Bulletin bibliographique de la Société internationale arthurienne
Title | Bulletin bibliographique de la Société internationale arthurienne PDF eBook |
Author | International Arthurian Society |
Publisher | |
Pages | 572 |
Release | 2008 |
Genre | Arthurian romances |
ISBN |
Poetry, Knowledge and Community in Late Medieval France
Title | Poetry, Knowledge and Community in Late Medieval France PDF eBook |
Author | Rebecca Dixon |
Publisher | Boydell & Brewer Ltd |
Pages | 268 |
Release | 2008 |
Genre | Literary Criticism |
ISBN | 1843841770 |
The role of poetry in the transmission and shaping of knowledge in late medieval France.
Fixers
Title | Fixers PDF eBook |
Author | Zrinka Stahuljak |
Publisher | University of Chicago Press |
Pages | 358 |
Release | 2024-02-16 |
Genre | Literary Criticism |
ISBN | 0226830403 |
"In this book, Zrinka Stahuljak issues a challenge to scholars working in medieval studies to account for the history of translation, and to experts in translation studies to read the work of medievalists.
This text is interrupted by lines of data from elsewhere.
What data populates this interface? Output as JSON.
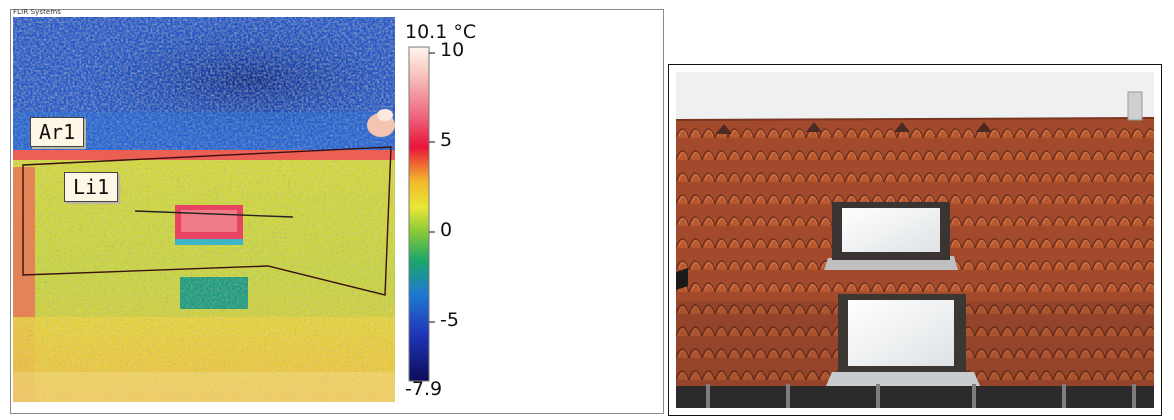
{
  "thermal": {
    "brand": "FLIR Systems",
    "area_label": "Ar1",
    "line_label": "Li1",
    "scale": {
      "max_label": "10.1 °C",
      "min_label": "-7.9",
      "ticks": [
        "10",
        "5",
        "0",
        "-5"
      ],
      "palette": "iron-rainbow"
    }
  },
  "photo": {
    "subject": "tiled-roof-with-two-skylights"
  }
}
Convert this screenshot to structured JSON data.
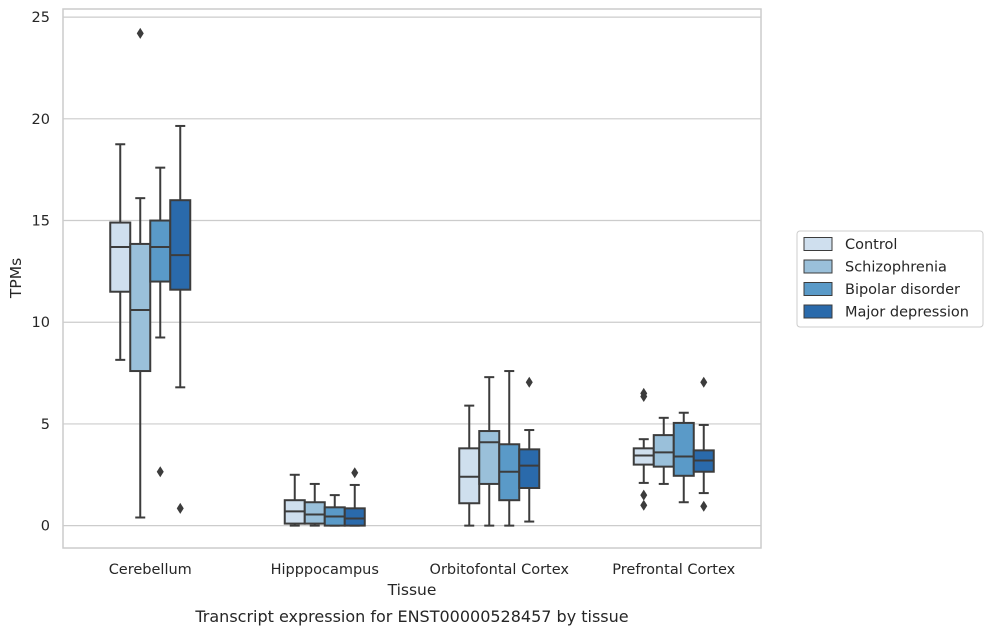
{
  "caption": "Transcript expression for ENST00000528457 by tissue",
  "chart_data": {
    "type": "box",
    "xlabel": "Tissue",
    "ylabel": "TPMs",
    "ylim": [
      -1.1,
      25.4
    ],
    "yticks": [
      0,
      5,
      10,
      15,
      20,
      25
    ],
    "grid": "horizontal",
    "legend_position": "right",
    "categories": [
      "Cerebellum",
      "Hipppocampus",
      "Orbitofontal Cortex",
      "Prefrontal Cortex"
    ],
    "series": [
      {
        "name": "Control",
        "color": "#cfdfee",
        "boxes": [
          {
            "q1": 11.5,
            "median": 13.7,
            "q3": 14.9,
            "whisker_low": 8.15,
            "whisker_high": 18.75,
            "outliers": []
          },
          {
            "q1": 0.1,
            "median": 0.7,
            "q3": 1.25,
            "whisker_low": 0.0,
            "whisker_high": 2.5,
            "outliers": []
          },
          {
            "q1": 1.1,
            "median": 2.4,
            "q3": 3.8,
            "whisker_low": 0.0,
            "whisker_high": 5.9,
            "outliers": []
          },
          {
            "q1": 3.0,
            "median": 3.45,
            "q3": 3.8,
            "whisker_low": 2.1,
            "whisker_high": 4.25,
            "outliers": [
              6.5,
              6.35,
              1.5,
              1.0
            ]
          }
        ]
      },
      {
        "name": "Schizophrenia",
        "color": "#9ac0da",
        "boxes": [
          {
            "q1": 7.6,
            "median": 10.6,
            "q3": 13.85,
            "whisker_low": 0.4,
            "whisker_high": 16.1,
            "outliers": [
              24.2
            ]
          },
          {
            "q1": 0.1,
            "median": 0.55,
            "q3": 1.15,
            "whisker_low": 0.0,
            "whisker_high": 2.05,
            "outliers": []
          },
          {
            "q1": 2.05,
            "median": 4.1,
            "q3": 4.65,
            "whisker_low": 0.0,
            "whisker_high": 7.3,
            "outliers": []
          },
          {
            "q1": 2.9,
            "median": 3.6,
            "q3": 4.45,
            "whisker_low": 2.05,
            "whisker_high": 5.3,
            "outliers": []
          }
        ]
      },
      {
        "name": "Bipolar disorder",
        "color": "#5a9ac8",
        "boxes": [
          {
            "q1": 12.0,
            "median": 13.7,
            "q3": 15.0,
            "whisker_low": 9.25,
            "whisker_high": 17.6,
            "outliers": [
              2.65
            ]
          },
          {
            "q1": 0.0,
            "median": 0.45,
            "q3": 0.9,
            "whisker_low": 0.0,
            "whisker_high": 1.5,
            "outliers": []
          },
          {
            "q1": 1.25,
            "median": 2.65,
            "q3": 4.0,
            "whisker_low": 0.0,
            "whisker_high": 7.6,
            "outliers": []
          },
          {
            "q1": 2.45,
            "median": 3.4,
            "q3": 5.05,
            "whisker_low": 1.15,
            "whisker_high": 5.55,
            "outliers": []
          }
        ]
      },
      {
        "name": "Major depression",
        "color": "#2a6aab",
        "boxes": [
          {
            "q1": 11.6,
            "median": 13.3,
            "q3": 16.0,
            "whisker_low": 6.8,
            "whisker_high": 19.65,
            "outliers": [
              0.85
            ]
          },
          {
            "q1": 0.0,
            "median": 0.35,
            "q3": 0.85,
            "whisker_low": 0.0,
            "whisker_high": 2.0,
            "outliers": [
              2.6
            ]
          },
          {
            "q1": 1.85,
            "median": 2.95,
            "q3": 3.75,
            "whisker_low": 0.2,
            "whisker_high": 4.7,
            "outliers": [
              7.05
            ]
          },
          {
            "q1": 2.65,
            "median": 3.2,
            "q3": 3.7,
            "whisker_low": 1.6,
            "whisker_high": 4.95,
            "outliers": [
              7.05,
              0.95
            ]
          }
        ]
      }
    ]
  }
}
Focusing on the term "fixer," she unpacks modern uses of the words "interpreter" and "translator" and restores them to their premodern origins: as an active agent who performed a wide range of tasks, as insider informant, local guide, broker of knowledge, and transmitter of art. For Stahuljak, the fixer was a multifunctional intermediary, not a mere translator or interpreter (in the restricted modern sense), but an enabler, facilitator, and mediator, the engine driving the exchange of multiple linguistic, social, cultural, and topographic forms of knowledge. She proposes a paradigmatic shift for both medieval literary history and for the history of translation to confront and interrogate each other in their core disciplinary practices, which promote national, political, and colonial agendas masked as neutrality. Surveying a variety of texts from 1250 to 1500, including crusade treatises and travel writings, accounts of pilgrims and spies, chronicles and romances in both prose and verse, and traversing an impressive range of languages, including Latin, Middle French, German, Italian, and Spanish, Stahuljak asks both medievalists and translation studies scholars to reconsider their assumptions and methods as a way to reconstruct a premodern, precolonial, inclusive world literature"--
Romance on the Early Modern Stage
Title | Romance on the Early Modern Stage PDF eBook |
Author | Cyrus Mulready |
Publisher | Springer |
Pages | 210 |
Release | 2013-08-22 |
Genre | Literary Criticism |
ISBN | 1137322713 |
What is dramatic romance? Scholars have long turned to Shakespeare's biography to answer this question, marking his 'late plays' as the beginning and end of the dramatic romance. This book identifies an earlier history for this genre, revealing how stage romances imaginatively expanded audience interest in England's emerging global economy.